However, as the IAAF record keeping attests, tail winds can be too much of a good thing. Therefore, use discretion whenever outside help is needed.
Alright, two media examples:
1. There has been little doubt for a long while that Tyson Gay can run like the wind.
With the wind along for the ride, Gay ran Sunday like no other human being ever has.
And if that performance must go into the history books with more asterisks and other cryptic symbols than the DaVinci Code, it still doesn't diminish the most significant thing Gay did the last two days at the U.S. Olympic trials: get on the 2008 team by surviving four rounds and winning the 100-meter final in a wind-aided time of 9.68 seconds, faster than anyone ever has covered the distance.

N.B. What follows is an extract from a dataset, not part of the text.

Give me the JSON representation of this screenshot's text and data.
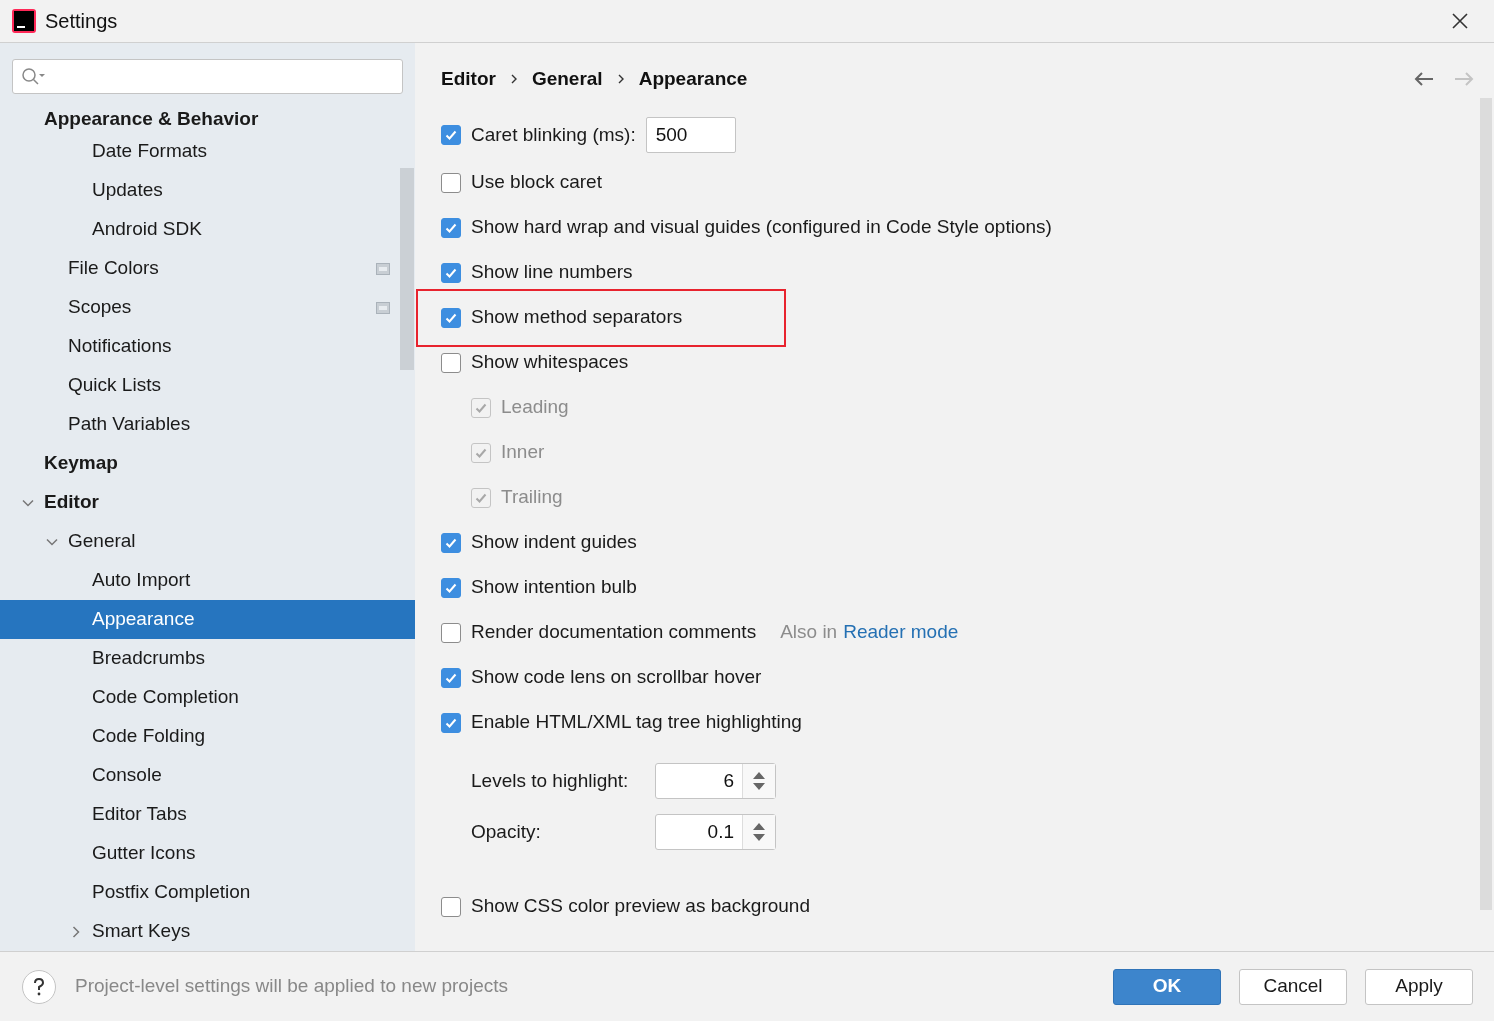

And if you thought winning was a foregone conclusion for reigning world champion Gay, easily the fastest sprinter in the country the last two seasons, you didn’t see what happened in Saturday’s first round, when he eased up too soon and had to scramble back into high gear to assure advancing to the quarterfinals.
“I almost started crying when I crossed the finish line because I thought I didn't make it,” Gay said.
He would make his first Olympics after a U.S. record run of 9.77 seconds in the quarterfinals and an impressive dominance of the semifinal and final, when he left Walter Dix (9.80) and Darvis Patton (9.84) behind. They earned the other two 100-meter places for Beijing.